徐達聽了這話,眼中的明璫似乎變成了另一個人,當年她也是這麼嘲諷這麼冷傲,將他的自尊往地上踩,然後拂袖而去,留下他受盡折磨。
一時憤怒之火蓋過害怕,氣勢洶洶的威脅,「臭丫頭,攀上高枝就不理家裡人了?沒有家族的支撐,你什麼都不是。」
明璫此時有恃無恐,抓著雲嵐後面的衣裳,「那不勞徐大人關心,我的將來由我自己作主。」她連叫聲父親都不願出口,會有父親說出這種話嗎?
「離經叛道,我怎麼會有你這種女兒?」徐達狀若瘋狂,眼中顛狂,茫然無神,彷彿陷入往事中,「不,是像你那個同樣狂傲不遜的娘,都是異類。」
真的不懂,平時都那麼溫柔端莊的女子,為何一轉眼會變的這麼厲害,簡直判若兩人。
明璫冷哼一聲,「所以才不容於徐家?被你嫌棄討厭?」
她也想做個受盡父母寵愛天真明媚的女孩兒,可是老天爺不給她這個機會。離經叛道?誰會天生就這樣?都是環境逼出來的。

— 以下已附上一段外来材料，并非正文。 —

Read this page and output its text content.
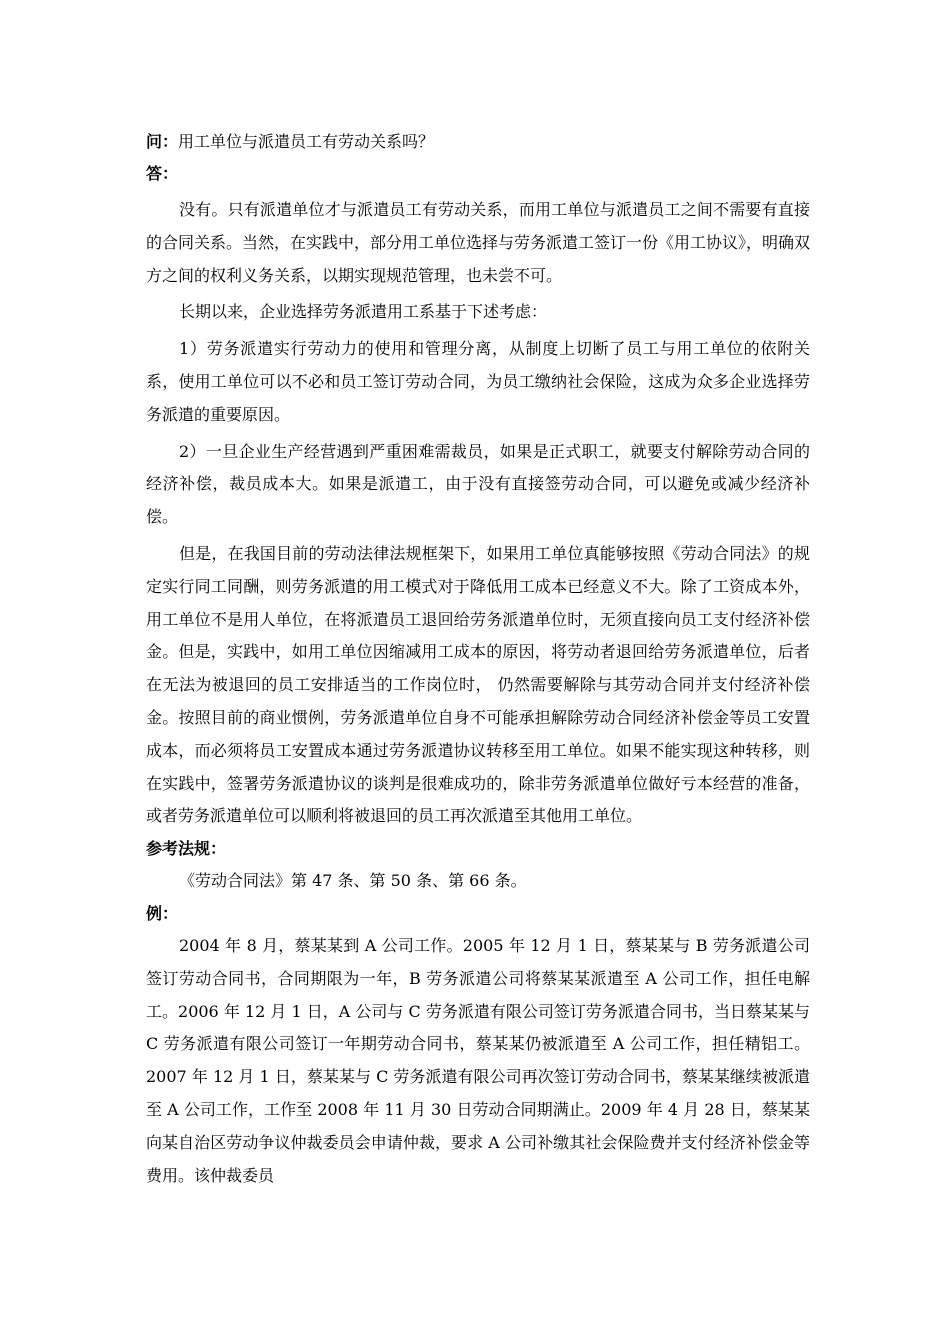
问：用工单位与派遣员工有劳动关系吗？
答：

没有。只有派遣单位才与派遣员工有劳动关系，而用工单位与派遣员工之间不需要有直接的合同关系。当然，在实践中，部分用工单位选择与劳务派遣工签订一份《用工协议》，明确双方之间的权利义务关系，以期实现规范管理，也未尝不可。

长期以来，企业选择劳务派遣用工系基于下述考虑：

1）劳务派遣实行劳动力的使用和管理分离，从制度上切断了员工与用工单位的依附关系，使用工单位可以不必和员工签订劳动合同，为员工缴纳社会保险，这成为众多企业选择劳务派遣的重要原因。

2）一旦企业生产经营遇到严重困难需裁员，如果是正式职工，就要支付解除劳动合同的经济补偿，裁员成本大。如果是派遣工，由于没有直接签劳动合同，可以避免或减少经济补偿。

但是，在我国目前的劳动法律法规框架下，如果用工单位真能够按照《劳动合同法》的规定实行同工同酬，则劳务派遣的用工模式对于降低用工成本已经意义不大。除了工资成本外，用工单位不是用人单位，在将派遣员工退回给劳务派遣单位时，无须直接向员工支付经济补偿金。但是，实践中，如用工单位因缩减用工成本的原因，将劳动者退回给劳务派遣单位，后者在无法为被退回的员工安排适当的工作岗位时， 仍然需要解除与其劳动合同并支付经济补偿金。按照目前的商业惯例，劳务派遣单位自身不可能承担解除劳动合同经济补偿金等员工安置成本，而必须将员工安置成本通过劳务派遣协议转移至用工单位。如果不能实现这种转移，则在实践中，签署劳务派遣协议的谈判是很难成功的，除非劳务派遣单位做好亏本经营的准备，或者劳务派遣单位可以顺利将被退回的员工再次派遣至其他用工单位。

参考法规：

《劳动合同法》第 47 条、第 50 条、第 66 条。

例：

2004 年 8 月，蔡某某到 A 公司工作。2005 年 12 月 1 日，蔡某某与 B 劳务派遣公司签订劳动合同书，合同期限为一年，B 劳务派遣公司将蔡某某派遣至 A 公司工作，担任电解工。2006 年 12 月 1 日，A 公司与 C 劳务派遣有限公司签订劳务派遣合同书，当日蔡某某与 C 劳务派遣有限公司签订一年期劳动合同书，蔡某某仍被派遣至 A 公司工作，担任精铝工。2007 年 12 月 1 日，蔡某某与 C 劳务派遣有限公司再次签订劳动合同书，蔡某某继续被派遣至 A 公司工作，工作至 2008 年 11 月 30 日劳动合同期满止。2009 年 4 月 28 日，蔡某某向某自治区劳动争议仲裁委员会申请仲裁，要求 A 公司补缴其社会保险费并支付经济补偿金等费用。该仲裁委员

再說她也沒覺得自己哪裡不對,別人不愛她,自己愛自己就好。至於世間種種都不要放在心上,自己開心最重要。
雲嵐伸出手緊緊握住她的小手,想傳遞溫暖給她。
「你有什麼資格指責我?」徐達此時心緒亂麻,根本分不清現實還是過去,搖著頭辨認了半天,才分清眼前女子並不是那個無情無義的……「我是你的父親,我要你去死,你就得乖乖去死。你學的孝經呢?」
這話說的雲嵐怒火狂燒,有這種父親嗎?會有讓自己女兒去死的父親嗎?
明璫敏感的查覺到兩人相握的手有所異動,他的手青筋彈起,忙安撫的輕捏他的手,「哎,你不知道嗎?孝經在我眼裡,不值一文。」她是存心要氣徐達,語氣很輕鄙。
「大逆不道。」徐達氣的翻來覆去只會這幾句話。
「父不慈,身為子女怎麼孝順呢?」明璫心很冷,冷的渾身發抖,「俗話說的好,虎毒不食子,可您呢?眼睜睜的看著我被那些人欺負被人下藥暗害,你還不照樣心安理得視若不見嗎?」所以沒資格跟她說什麼孝道,他不配。
徐達被噎的滿臉通紅,半天吐出一句,「你自己沒本事,還指望別人幫你?」
這句話讓雲嵐臉色鐵青,簡直沒法相信自己的耳朵。果然是畜生不如。沒本事?一個幾歲的孩子能有什麼本事?身為父親的不能保護自己年幼的孩子,還說出這種令人髮指的話,那他確實該死了。
要不是明璫有自保能力,她早就死了。
明璫倔強的抿著嘴,眼眶有些溼熱,聲音卻冷如脆玉,神情絕然,「那我這句話也還給父親,還給徐家,希望父親永遠記得這句話,不要後悔。」
為了過去的歲月,為了無數受盡折磨的日子,她會將這句話還給他。沒本事?好,就看徐家有什麼本事?能保住永遠不倒。到時也休想讓別人幫你們,這是你們該受的懲罰。